Chile: Tisch der sozialen Einheit

Foto: Isaías Tello/Public Domain

Wir dokumetieren an dieser Stelle die Pressemitteilung der Kommunistischen Partei Chiles.

An diesem 23. Oktober haben Hunderttausende Chileninnen und Chilenen im ganzen Land und im Ausland bei Großdemonstrationen und Massenprotesten ihrer legitimen Unzufriedenheit Ausdruck gegeben und die Repression sowie die von der Regierung Piñera vor einigen Stunden angekündigten Almosen zurückgewiesen.

Es handelt sich um Demonstrationen, die in den vergangenen Jahrzehnten einmalig waren und im letzten Zyklus der chilenischen Geschichte vielleicht keinen Präzedenzfall haben.

Millionen gehen seit Tagen friedlich auf die Straße, und alles deutet darauf hin, dass die Proteste und die Unzufriedenheit nicht abnehmen. Sie wachsen an.

Chile fordert und ruft nach Veränderungen jetzt und nicht nach kosmetischen Maßnahmen.

Wir begrüßen und unterstützen den Aufruf des TISCHES DER SOZIALEN EINHEIT zum Generalstreik, der am morgigen Donnerstag weitergeht. Der heutige Tag war eine massenhafte Antwort auf das von Piñera angekündigte Maßnahmenpaket, das in der Bürgerschaft keinen Widerhall findet.

Wir glauben, dass die Parteien, die wirklich auf das Volk hören wollen, diesen breiten, demokratischen und pluralen Raum sozialer Bewegungen und Organisationen unterstützen sollten.

Der einzige legitime und demokratische Raum für den Dialog ist der, den der TISCH DER SOZIALEN EINHEIT unter gleichberechtigten Bedingungen anbietet. Die Regierung muss damit aufhören, ihn auszuschließen, wie sie es weiterhin versucht.

Bis heute hat die Regierung die Welt der Gesellschaft und des Volkes ausgeschlossen und an den Rand gedrängt. Es ist die Zeit gekommen, wirklich die nationalen Mehrheiten anzuhören.
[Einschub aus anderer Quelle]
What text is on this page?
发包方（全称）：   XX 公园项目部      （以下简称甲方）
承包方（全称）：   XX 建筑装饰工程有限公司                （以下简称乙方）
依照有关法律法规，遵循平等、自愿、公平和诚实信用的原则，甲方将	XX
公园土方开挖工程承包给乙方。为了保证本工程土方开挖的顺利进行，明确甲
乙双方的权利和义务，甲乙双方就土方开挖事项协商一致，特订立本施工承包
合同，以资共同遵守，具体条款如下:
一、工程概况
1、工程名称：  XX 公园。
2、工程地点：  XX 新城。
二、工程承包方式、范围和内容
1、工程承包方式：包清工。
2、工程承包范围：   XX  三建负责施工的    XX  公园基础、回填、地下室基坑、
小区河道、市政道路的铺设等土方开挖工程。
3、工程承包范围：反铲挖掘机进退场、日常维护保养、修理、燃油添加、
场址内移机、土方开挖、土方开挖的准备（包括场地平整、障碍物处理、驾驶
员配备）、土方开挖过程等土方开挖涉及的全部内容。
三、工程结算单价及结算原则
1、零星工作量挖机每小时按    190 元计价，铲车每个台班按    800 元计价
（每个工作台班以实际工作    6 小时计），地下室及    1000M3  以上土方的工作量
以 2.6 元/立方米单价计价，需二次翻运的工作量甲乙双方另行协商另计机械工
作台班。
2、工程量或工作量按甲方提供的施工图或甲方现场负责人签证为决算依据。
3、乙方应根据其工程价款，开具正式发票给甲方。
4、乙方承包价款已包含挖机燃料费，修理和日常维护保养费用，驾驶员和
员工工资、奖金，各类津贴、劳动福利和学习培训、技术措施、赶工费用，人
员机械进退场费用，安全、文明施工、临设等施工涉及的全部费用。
Chile weist die Versuche zurück, ausgrenzende, sektiererische Abkommen der Spitzen durchzusetzen, die kosmetische und volksfeindliche Maßnahmen aufzwingen sollen.

Von unserer Seite glauben wir, dass die konkreten und dringlichen Forderungen, die berücksichtigt werden müssen, die folgenden sind:

Ein neues Rentensystem, das die volle Würde garantiert. Keine weiteren AFP (private Rentenfonds; Anm. d. Übers.)

Würdige Gehälter, die oberhalb der Armutsgrenze liegen und im Rahmen von 40 Wochenstunden liegen – und nicht von 45, wie es die Regierung durchsetzen will.

Eine neue politische Verfassung durch eine Verfassunggebende Versammlung.

Einfrieren der Gesetzesprojekte, die nur den Reichsten nützen, wie der Steuerreform, der Rentenreform und der Arbeitsgesetze.

Ein neues Einkammern-Parlamentssystem, Verbesserung der Pluralität und Bürgervertretung mit Gehältern entsprechend der Skala des Systems öffentlicher Beamter.

Sofortige Beendigung des Ausnahmezustands. Ende der verbrecherischen Repression. Die Anklagen über Menschenrechtsverletzungen müssen aufgeklärt werden. Strenge Untersuchung der Repressionshandlungen sowie mit extremer Dringlichkeit die Präsenz internationaler Beobachter und UN-Organisationen zur Verteidigung der Menschenrechte in Chile.

Piñera muss antworten. Er und seine Regierung sind die verantwortlich für diese Krise. Wir betreiben eine Verfassungsklage wegen schwerwiegenden Verlassens des Rechtsstaates mit gravierenden Folgen für die Gesellschaft und die Demokratie.